The supervisors’ comments followed a series of public speakers who called on the board to take action in light of the newly released report.
“When we came to you a year ago, you said more research was needed before an oversight commission could be created,” said Rabbi Suzanne Singer, a member of community group Riverside Sheriff Accountability Coalition (RSAC). “That research has now been done by the civil grand jury, which recommends the creation of such a body for accountability and transparency.”
Prior to the meeting, RSAC held a press conference on the steps of the Riverside County Administrative Center, publicly calling on the supervisors to take action.
“The grand jury has done its work,” said Anthony Noriega, director of District 5 of the League of United Latin American Citizens (LULAC). “Facts are known, the recommendations are clear, and the path forward is clear. What is missing is the fortitude and the courage of the Board of Supervisors to act.”
Calls for oversight of the department have grown following what the grand jury called an “alarming number” of in-custody deaths.
Data obtained from the California Department of Justice’s Open Justice data portal show there were 262 reported in-custody deaths between 2011 and 2024 in Riverside County. That number includes people who died while incarcerated in a Riverside County jail as well as during the process of arrest or at crime/arrest scenes.
More recent data has not been posted by the state, and information regarding in-custody deaths provided on the sheriff’s website only includes those who have died while incarcerated in a Riverside County jail.
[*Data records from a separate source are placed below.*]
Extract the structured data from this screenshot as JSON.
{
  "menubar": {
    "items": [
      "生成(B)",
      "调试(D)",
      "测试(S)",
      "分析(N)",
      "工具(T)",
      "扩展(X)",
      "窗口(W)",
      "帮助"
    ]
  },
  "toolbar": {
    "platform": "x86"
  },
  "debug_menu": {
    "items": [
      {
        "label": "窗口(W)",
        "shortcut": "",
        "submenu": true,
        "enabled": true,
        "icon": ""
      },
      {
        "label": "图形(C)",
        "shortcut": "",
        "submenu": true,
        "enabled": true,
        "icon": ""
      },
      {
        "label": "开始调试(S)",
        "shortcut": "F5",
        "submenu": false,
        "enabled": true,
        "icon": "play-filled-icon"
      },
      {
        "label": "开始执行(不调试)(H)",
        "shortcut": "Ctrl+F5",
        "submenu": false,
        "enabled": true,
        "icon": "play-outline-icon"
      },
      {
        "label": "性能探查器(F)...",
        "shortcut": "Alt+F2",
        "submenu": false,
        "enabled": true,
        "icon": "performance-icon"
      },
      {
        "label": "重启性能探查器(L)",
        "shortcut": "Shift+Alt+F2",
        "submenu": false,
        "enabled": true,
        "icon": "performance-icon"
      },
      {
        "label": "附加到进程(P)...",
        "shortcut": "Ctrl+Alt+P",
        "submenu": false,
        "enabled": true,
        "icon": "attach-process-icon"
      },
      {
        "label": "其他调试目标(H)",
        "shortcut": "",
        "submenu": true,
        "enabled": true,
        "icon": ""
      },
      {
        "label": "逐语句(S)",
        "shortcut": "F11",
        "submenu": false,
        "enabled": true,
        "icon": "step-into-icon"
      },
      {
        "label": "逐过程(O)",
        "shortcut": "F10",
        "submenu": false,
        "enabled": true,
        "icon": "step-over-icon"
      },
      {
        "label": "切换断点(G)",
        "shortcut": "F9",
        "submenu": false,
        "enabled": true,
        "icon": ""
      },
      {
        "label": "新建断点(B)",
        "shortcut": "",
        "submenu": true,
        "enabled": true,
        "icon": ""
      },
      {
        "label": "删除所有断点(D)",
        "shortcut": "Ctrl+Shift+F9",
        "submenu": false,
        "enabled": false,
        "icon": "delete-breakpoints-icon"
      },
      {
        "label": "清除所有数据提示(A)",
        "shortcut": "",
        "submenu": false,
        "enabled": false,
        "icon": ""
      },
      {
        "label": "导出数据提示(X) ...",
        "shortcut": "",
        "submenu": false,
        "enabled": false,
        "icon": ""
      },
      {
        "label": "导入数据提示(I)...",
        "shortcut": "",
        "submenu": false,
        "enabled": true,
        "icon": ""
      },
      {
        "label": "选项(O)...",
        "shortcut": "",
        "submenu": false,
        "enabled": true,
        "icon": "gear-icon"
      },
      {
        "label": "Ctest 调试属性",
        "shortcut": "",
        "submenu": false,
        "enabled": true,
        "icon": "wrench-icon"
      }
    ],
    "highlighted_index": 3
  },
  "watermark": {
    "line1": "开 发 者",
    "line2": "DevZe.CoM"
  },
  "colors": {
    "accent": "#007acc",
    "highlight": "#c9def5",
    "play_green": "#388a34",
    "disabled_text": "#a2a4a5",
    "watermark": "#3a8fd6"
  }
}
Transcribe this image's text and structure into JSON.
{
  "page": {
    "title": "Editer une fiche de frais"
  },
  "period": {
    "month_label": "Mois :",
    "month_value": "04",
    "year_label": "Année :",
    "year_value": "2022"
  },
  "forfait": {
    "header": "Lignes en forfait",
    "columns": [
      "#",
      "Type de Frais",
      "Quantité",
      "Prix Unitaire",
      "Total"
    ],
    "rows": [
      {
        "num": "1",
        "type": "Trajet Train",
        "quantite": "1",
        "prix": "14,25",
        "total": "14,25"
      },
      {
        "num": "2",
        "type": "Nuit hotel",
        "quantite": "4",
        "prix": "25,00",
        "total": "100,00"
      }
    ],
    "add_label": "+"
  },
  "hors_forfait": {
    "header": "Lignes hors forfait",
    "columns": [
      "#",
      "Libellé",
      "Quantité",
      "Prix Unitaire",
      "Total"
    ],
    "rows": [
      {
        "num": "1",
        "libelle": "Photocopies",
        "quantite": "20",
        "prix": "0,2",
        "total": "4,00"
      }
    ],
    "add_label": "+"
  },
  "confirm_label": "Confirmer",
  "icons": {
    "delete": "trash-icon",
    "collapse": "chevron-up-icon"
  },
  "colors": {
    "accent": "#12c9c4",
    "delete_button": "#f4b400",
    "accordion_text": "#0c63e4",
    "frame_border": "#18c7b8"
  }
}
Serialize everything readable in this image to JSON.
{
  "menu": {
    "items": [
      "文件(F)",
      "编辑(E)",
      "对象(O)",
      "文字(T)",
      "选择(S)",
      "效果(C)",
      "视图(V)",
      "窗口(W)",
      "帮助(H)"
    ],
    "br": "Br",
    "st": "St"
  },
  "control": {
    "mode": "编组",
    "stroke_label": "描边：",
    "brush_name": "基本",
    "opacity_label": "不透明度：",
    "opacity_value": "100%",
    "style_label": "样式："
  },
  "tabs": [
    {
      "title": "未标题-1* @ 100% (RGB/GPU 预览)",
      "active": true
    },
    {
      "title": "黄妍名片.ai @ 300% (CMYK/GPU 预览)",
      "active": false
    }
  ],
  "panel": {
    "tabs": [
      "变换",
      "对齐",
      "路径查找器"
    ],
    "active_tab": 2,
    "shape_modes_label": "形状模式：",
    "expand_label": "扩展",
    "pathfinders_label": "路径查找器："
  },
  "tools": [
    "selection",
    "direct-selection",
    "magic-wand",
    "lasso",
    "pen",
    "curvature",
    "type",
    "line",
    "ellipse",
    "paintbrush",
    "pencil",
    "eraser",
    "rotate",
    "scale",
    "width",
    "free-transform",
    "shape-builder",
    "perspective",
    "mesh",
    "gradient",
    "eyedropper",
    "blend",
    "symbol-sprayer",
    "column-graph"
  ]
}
As part of its report, the grand jury recommended the establishment of an independent civilian oversight body, the retention of an independent correctional health and custodial operations expert for the sheriff’s department, the creation of a publicly accessible quarterly reporting dashboard, the publication of a five-year strategic plan for jail operations, the adoption of a countywide oversight and accountability framework and National Association for Civilian Oversight of Law Enforcement’s best-practice standards and the implementation of independent oversight of all RSO operations within 18 months.
The grand jury also recommended the dissolution of the current Sheriff’s Advisory Committee within a year and the independent review of all in-custody deaths and critical incidents within 18 months of the creation of an independent oversight committee.
Sheriff Chad Bianco said in a statement to The Riverside Record that the majority of the grand jury’s report was “inaccurate or simply false, and was obviously intentionally crafted to come up with the desired recommendation.”
He also called the issue of in-custody deaths a “non-existent problem.”
“Going to jail does not prevent anyone from dying,” he said. “No one has died because they were in jail, they died while they were in jail. Our jail deaths are from fentanyl, suicide, natural causes and, unfortunately, murder.”
Bianco said his office would provide its required response to the grand jury as soon as possible, but would not be implementing any of its recommendations.
Lisa Matus, a member of RSAC whose son Richard Matus Jr. died while in custody at the Cois Byrd Detention Center in August 2022, said Bianco’s statements should alarm the county while challenging the board to take action.
“Will they agree with Sheriff Bianco that this report is nothing more than politics, lies, anti-law enforcement or will they listen to the grand jury, the evidence and the families who have been sounding the alarm for years,” she said. “If the board does not act now, the public will have its answer.”